Weird, pretentious, or bizarre names...

In a restaurant I was waited on by a young woman whose name tag said, La Sonya. Okay, but then I realized, “Your mother named you Lasagna??”

I want to use at least two of these names in my next novel. That’s the advantage of writing fantasy–you can inflict almost any name you want without feeling guilty.

TY. I like Lampblack, myself. It would be a good steampunk name, too. Corset Lampblack, Steampunk burlesque star!

My checker at the grocery is named “Shena”:dubious:
No,I didn’t ask. I have some cooth.

Not gettin’ the connotation. ??

(Is it just that it’s more commonly “Sheena,” making the “long e” pronunciation more obvious?)

That’s a weird name for a utility company, let alone a person.

Yeah, Kai is an old Germanic name.

King, well, I guess it worked for King Faraday.

Ripley is pretty cool, I think.

Isis isn’t that weird, is it? It doesn’t seem that strange to me.

Now, if she had a brother called Dash, that’d be funny.

That list has the perfectly respectable Justus on it, as well as Honour. I think they went overboard.

I’m amused that Tatiana and Aleksi are “unusual.” Those seem like incredibly ordinary Russian names to me. But in the English-speaking world, I guess they’re a bit more unusual.

Isis, like ISIS aka ISIL aka IS = the terrorist group highly active in the Middle East at the moment. Though I wonder if people who are bothered by that also shun the name “mark” because it’s a word that refers to a discoloration, stain or area of damage.

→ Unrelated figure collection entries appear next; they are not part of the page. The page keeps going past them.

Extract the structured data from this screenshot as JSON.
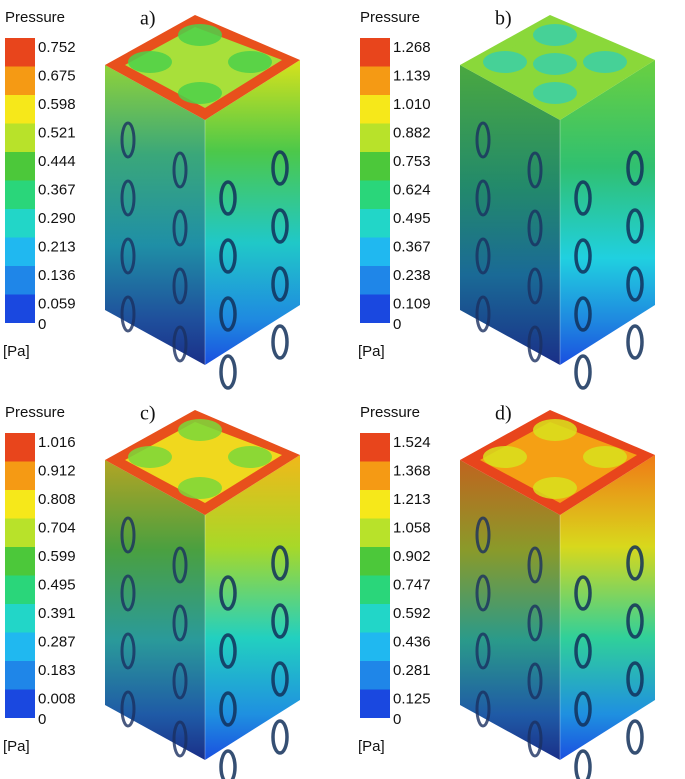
{
  "panels": [
    {
      "tag": "a)",
      "legend_title": "Pressure",
      "unit": "[Pa]",
      "labels": [
        "0.752",
        "0.675",
        "0.598",
        "0.521",
        "0.444",
        "0.367",
        "0.290",
        "0.213",
        "0.136",
        "0.059",
        "0"
      ]
    },
    {
      "tag": "b)",
      "legend_title": "Pressure",
      "unit": "[Pa]",
      "labels": [
        "1.268",
        "1.139",
        "1.010",
        "0.882",
        "0.753",
        "0.624",
        "0.495",
        "0.367",
        "0.238",
        "0.109",
        "0"
      ]
    },
    {
      "tag": "c)",
      "legend_title": "Pressure",
      "unit": "[Pa]",
      "labels": [
        "1.016",
        "0.912",
        "0.808",
        "0.704",
        "0.599",
        "0.495",
        "0.391",
        "0.287",
        "0.183",
        "0.008",
        "0"
      ]
    },
    {
      "tag": "d)",
      "legend_title": "Pressure",
      "unit": "[Pa]",
      "labels": [
        "1.524",
        "1.368",
        "1.213",
        "1.058",
        "0.902",
        "0.747",
        "0.592",
        "0.436",
        "0.281",
        "0.125",
        "0"
      ]
    }
  ]
}
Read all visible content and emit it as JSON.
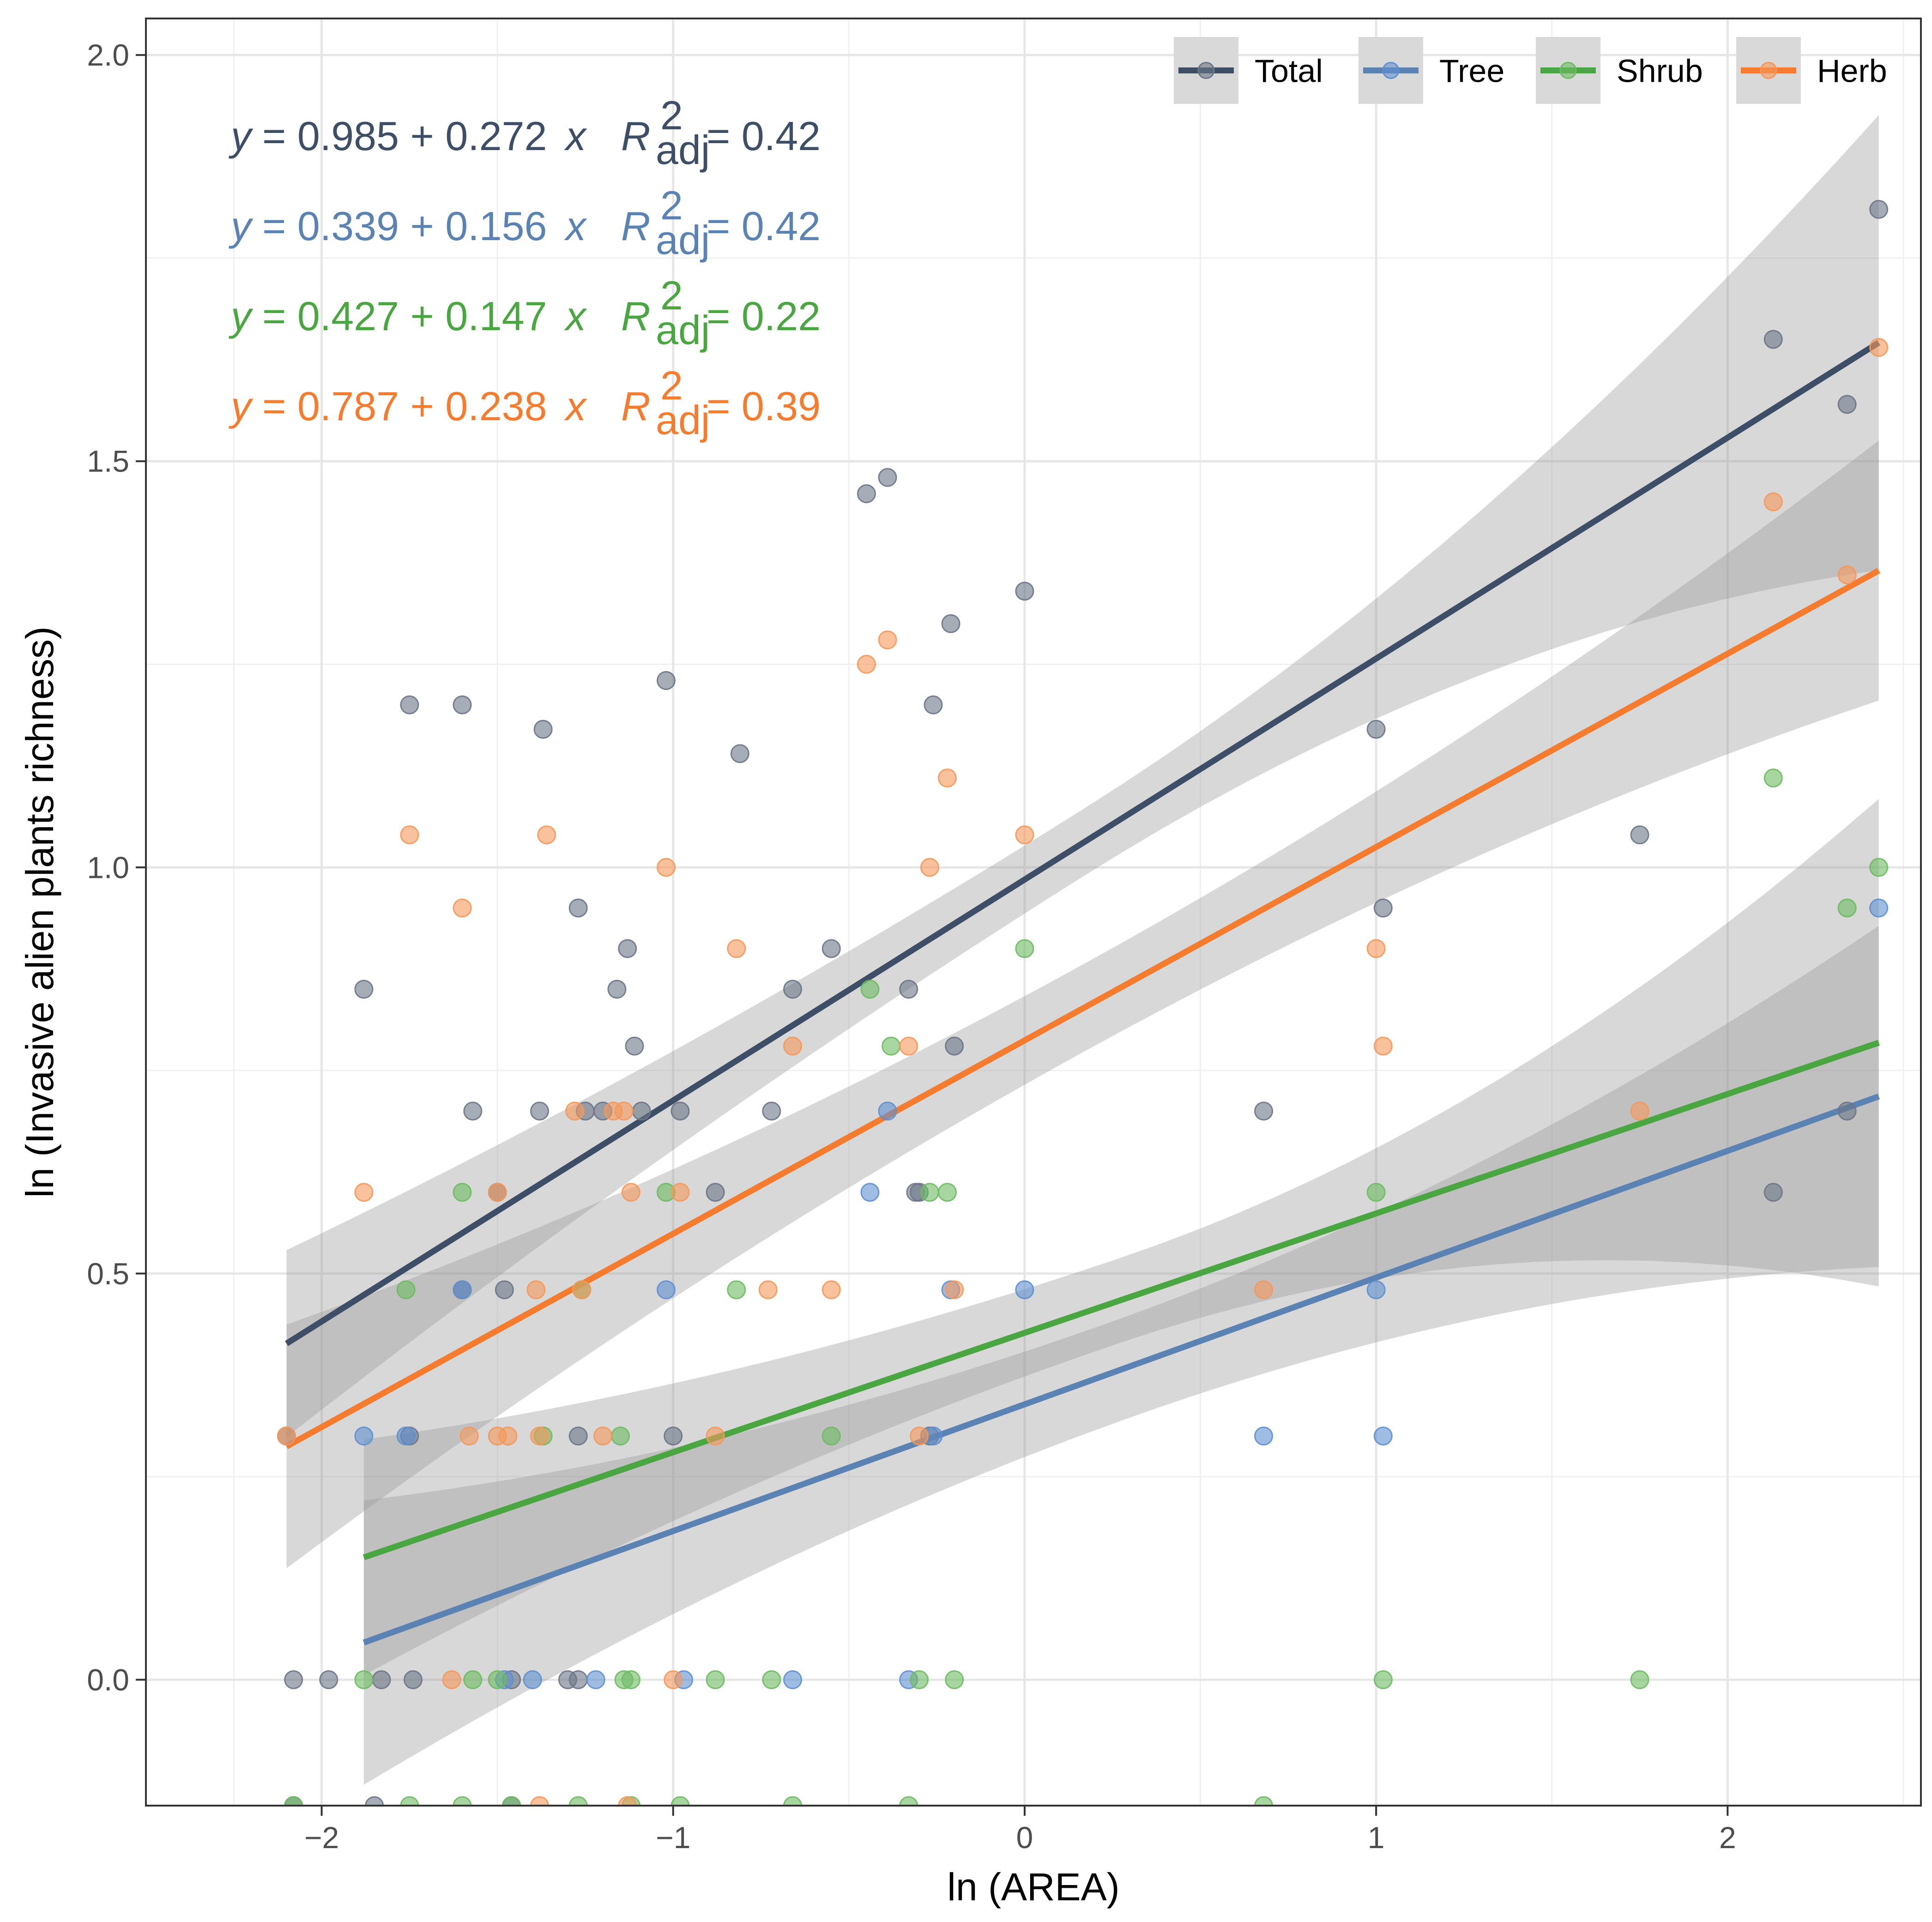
{
  "chart_data": {
    "type": "scatter",
    "xlabel": "ln (AREA)",
    "ylabel": "ln (Invasive alien plants richness)",
    "xlim": [
      -2.5,
      2.55
    ],
    "ylim": [
      -0.155,
      2.045
    ],
    "x_ticks": [
      -2,
      -1,
      0,
      1,
      2
    ],
    "y_ticks": [
      0.0,
      0.5,
      1.0,
      1.5,
      2.0
    ],
    "x_tick_labels": [
      "−2",
      "−1",
      "0",
      "1",
      "2"
    ],
    "y_tick_labels": [
      "0.0",
      "0.5",
      "1.0",
      "1.5",
      "2.0"
    ],
    "grid": true,
    "legend_position": "top-right",
    "legend": [
      "Total",
      "Tree",
      "Shrub",
      "Herb"
    ],
    "equations": [
      {
        "series": "Total",
        "y": "y",
        "eq": "= 0.985 + 0.272",
        "x": "x",
        "R": "R",
        "sup": "2",
        "sub": "adj",
        "r2": "= 0.42"
      },
      {
        "series": "Tree",
        "y": "y",
        "eq": "= 0.339 + 0.156",
        "x": "x",
        "R": "R",
        "sup": "2",
        "sub": "adj",
        "r2": "= 0.42"
      },
      {
        "series": "Shrub",
        "y": "y",
        "eq": "= 0.427 + 0.147",
        "x": "x",
        "R": "R",
        "sup": "2",
        "sub": "adj",
        "r2": "= 0.22"
      },
      {
        "series": "Herb",
        "y": "y",
        "eq": "= 0.787 + 0.238",
        "x": "x",
        "R": "R",
        "sup": "2",
        "sub": "adj",
        "r2": "= 0.39"
      }
    ],
    "series": [
      {
        "name": "Total",
        "color": "#3d4e66",
        "point_color": "#6b7687",
        "intercept": 0.985,
        "slope": 0.272,
        "x_range": [
          -2.1,
          2.43
        ],
        "band_low": [
          0.34,
          1.39
        ],
        "band_high": [
          0.57,
          1.95
        ],
        "points": [
          [
            -2.1,
            0.3
          ],
          [
            -1.88,
            0.85
          ],
          [
            -1.75,
            1.2
          ],
          [
            -1.6,
            1.2
          ],
          [
            -1.57,
            0.7
          ],
          [
            -1.5,
            0.6
          ],
          [
            -1.38,
            0.7
          ],
          [
            -1.37,
            1.17
          ],
          [
            -1.27,
            0.95
          ],
          [
            -1.25,
            0.7
          ],
          [
            -1.2,
            0.7
          ],
          [
            -1.16,
            0.85
          ],
          [
            -1.13,
            0.9
          ],
          [
            -1.11,
            0.78
          ],
          [
            -1.09,
            0.7
          ],
          [
            -1.02,
            1.23
          ],
          [
            -0.98,
            0.7
          ],
          [
            -0.88,
            0.6
          ],
          [
            -0.81,
            1.14
          ],
          [
            -0.72,
            0.7
          ],
          [
            -0.66,
            0.85
          ],
          [
            -0.55,
            0.9
          ],
          [
            -0.45,
            1.46
          ],
          [
            -0.39,
            1.48
          ],
          [
            -0.33,
            0.85
          ],
          [
            -0.31,
            0.6
          ],
          [
            -0.26,
            1.2
          ],
          [
            -0.21,
            1.3
          ],
          [
            -0.2,
            0.78
          ],
          [
            0.0,
            1.34
          ],
          [
            0.68,
            0.7
          ],
          [
            1.0,
            1.17
          ],
          [
            1.02,
            0.95
          ],
          [
            1.75,
            1.04
          ],
          [
            2.13,
            1.65
          ],
          [
            2.13,
            0.6
          ],
          [
            2.34,
            1.57
          ],
          [
            2.34,
            0.7
          ],
          [
            2.43,
            1.81
          ],
          [
            -1.75,
            0.3
          ],
          [
            -1.6,
            0.48
          ],
          [
            -1.48,
            0.48
          ],
          [
            -1.27,
            0.3
          ],
          [
            -1.0,
            0.3
          ],
          [
            -0.3,
            0.6
          ],
          [
            -0.27,
            0.3
          ],
          [
            -2.08,
            0.0
          ],
          [
            -1.98,
            0.0
          ],
          [
            -1.83,
            0.0
          ],
          [
            -1.74,
            0.0
          ],
          [
            -1.46,
            0.0
          ],
          [
            -1.3,
            0.0
          ],
          [
            -1.27,
            0.0
          ],
          [
            -2.08,
            -0.155
          ],
          [
            -1.85,
            -0.155
          ],
          [
            -1.46,
            -0.155
          ]
        ]
      },
      {
        "name": "Tree",
        "color": "#5a82b2",
        "point_color": "#5f8fd0",
        "intercept": 0.339,
        "slope": 0.156,
        "x_range": [
          -1.88,
          2.43
        ],
        "band_low": [
          -0.06,
          0.48
        ],
        "band_high": [
          0.29,
          0.9
        ],
        "points": [
          [
            -1.88,
            0.3
          ],
          [
            -1.76,
            0.3
          ],
          [
            -1.6,
            0.48
          ],
          [
            -1.02,
            0.48
          ],
          [
            -0.44,
            0.6
          ],
          [
            -0.39,
            0.7
          ],
          [
            -0.26,
            0.3
          ],
          [
            -0.21,
            0.48
          ],
          [
            0.0,
            0.48
          ],
          [
            0.68,
            0.3
          ],
          [
            1.0,
            0.48
          ],
          [
            1.02,
            0.3
          ],
          [
            2.43,
            0.95
          ],
          [
            -1.48,
            0.0
          ],
          [
            -1.4,
            0.0
          ],
          [
            -1.22,
            0.0
          ],
          [
            -0.97,
            0.0
          ],
          [
            -0.66,
            0.0
          ],
          [
            -0.33,
            0.0
          ]
        ]
      },
      {
        "name": "Shrub",
        "color": "#4aa640",
        "point_color": "#6dbb62",
        "intercept": 0.427,
        "slope": 0.147,
        "x_range": [
          -1.88,
          2.43
        ],
        "band_low": [
          0.02,
          0.49
        ],
        "band_high": [
          0.31,
          1.09
        ],
        "points": [
          [
            -1.76,
            0.48
          ],
          [
            -1.6,
            0.6
          ],
          [
            -1.37,
            0.3
          ],
          [
            -1.26,
            0.48
          ],
          [
            -1.15,
            0.3
          ],
          [
            -1.02,
            0.6
          ],
          [
            -0.82,
            0.48
          ],
          [
            -0.55,
            0.3
          ],
          [
            -0.44,
            0.85
          ],
          [
            -0.38,
            0.78
          ],
          [
            -0.27,
            0.6
          ],
          [
            -0.22,
            0.6
          ],
          [
            0.0,
            0.9
          ],
          [
            1.0,
            0.6
          ],
          [
            2.13,
            1.11
          ],
          [
            2.34,
            0.95
          ],
          [
            2.43,
            1.0
          ],
          [
            -1.88,
            0.0
          ],
          [
            -1.57,
            0.0
          ],
          [
            -1.5,
            0.0
          ],
          [
            -1.14,
            0.0
          ],
          [
            -1.12,
            0.0
          ],
          [
            -0.88,
            0.0
          ],
          [
            -0.72,
            0.0
          ],
          [
            -0.3,
            0.0
          ],
          [
            -0.2,
            0.0
          ],
          [
            1.02,
            0.0
          ],
          [
            1.75,
            0.0
          ],
          [
            -2.08,
            -0.155
          ],
          [
            -1.75,
            -0.155
          ],
          [
            -1.6,
            -0.155
          ],
          [
            -1.46,
            -0.155
          ],
          [
            -1.27,
            -0.155
          ],
          [
            -1.12,
            -0.155
          ],
          [
            -0.98,
            -0.155
          ],
          [
            -0.66,
            -0.155
          ],
          [
            -0.33,
            -0.155
          ],
          [
            0.68,
            -0.155
          ]
        ]
      },
      {
        "name": "Herb",
        "color": "#f57c2e",
        "point_color": "#f5985a",
        "intercept": 0.787,
        "slope": 0.238,
        "x_range": [
          -2.1,
          2.43
        ],
        "band_low": [
          0.14,
          1.2
        ],
        "band_high": [
          0.44,
          1.52
        ],
        "points": [
          [
            -2.1,
            0.3
          ],
          [
            -1.88,
            0.6
          ],
          [
            -1.75,
            1.04
          ],
          [
            -1.6,
            0.95
          ],
          [
            -1.58,
            0.3
          ],
          [
            -1.5,
            0.3
          ],
          [
            -1.47,
            0.3
          ],
          [
            -1.5,
            0.6
          ],
          [
            -1.39,
            0.48
          ],
          [
            -1.38,
            0.3
          ],
          [
            -1.36,
            1.04
          ],
          [
            -1.28,
            0.7
          ],
          [
            -1.26,
            0.48
          ],
          [
            -1.2,
            0.3
          ],
          [
            -1.17,
            0.7
          ],
          [
            -1.14,
            0.7
          ],
          [
            -1.12,
            0.6
          ],
          [
            -1.02,
            1.0
          ],
          [
            -0.98,
            0.6
          ],
          [
            -0.88,
            0.3
          ],
          [
            -0.82,
            0.9
          ],
          [
            -0.73,
            0.48
          ],
          [
            -0.66,
            0.78
          ],
          [
            -0.55,
            0.48
          ],
          [
            -0.45,
            1.25
          ],
          [
            -0.39,
            1.28
          ],
          [
            -0.33,
            0.78
          ],
          [
            -0.3,
            0.3
          ],
          [
            -0.27,
            1.0
          ],
          [
            -0.22,
            1.11
          ],
          [
            -0.2,
            0.48
          ],
          [
            0.0,
            1.04
          ],
          [
            0.68,
            0.48
          ],
          [
            1.0,
            0.9
          ],
          [
            1.02,
            0.78
          ],
          [
            1.75,
            0.7
          ],
          [
            2.13,
            1.45
          ],
          [
            2.34,
            1.36
          ],
          [
            2.43,
            1.64
          ],
          [
            -1.63,
            0.0
          ],
          [
            -1.0,
            0.0
          ],
          [
            -1.13,
            -0.155
          ],
          [
            -1.38,
            -0.155
          ]
        ]
      }
    ]
  }
}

…so are Lucifer, Christ, and Messiah IMO (though i don’t like ‘Messiah’ personally).

Just heard a new one today.

Empire. A little girl named Empire.

Screw Princess, Queenie, etc. We’ll just go for the whole shebang.

Could it be because of the new hit TV show?

That’s no excuse.

Saw this on the news: a little girl named “A-million”.

Maybe mom misheard someone named “Amelia”?

“My baby’s not one-in-a-million, she’s A-million.” :rolleyes:

(Coincidentally, the story was about CPS coming to take the baby away, the mom has 3 or 4 other kids already taken from her.)

It would have been even worse if the show was around then, though. Imagine if Mike Rowe had fallen in love with her and married her. She would be named Tannery Rowe.

My daughter’s school is full of “unusual” names (including hers) but only because there’s a huge immigrant population and thus there are lots of foreign names. So she’s got friends named Olurinu and Sanjana and Zainab and Eleri and Addien and Serwa and Freya and Amarachi. To be honest, they’re easier to remember than trying to keep all the Olivias straight (she had three in her class one year).

More on topic: my niece (a self-described redneck) has named her daughters Makenzie and Kalysta (Kenzie and Kaly for short) but since they seem to be turning out fine I don’t mind. Not sure what their teachers think though.

The correct response to an unusual name is to take delight in diversity and wonder, happily, about the story behind the name.

Laughing at a person’s name is childish.

Laughing at a child’s name is worse.

Hey everybody how’s it going?

ETA:

But Frylock, giving kids unusual name will saddle them for problems for life!

My reply to this is that you are correctly pointing out that most people are assholes. But the important question is, are you one of them?

I will admit to an involuntary chuckle upon meeting a man named “Wonderboy”. I suspect he got that a lot.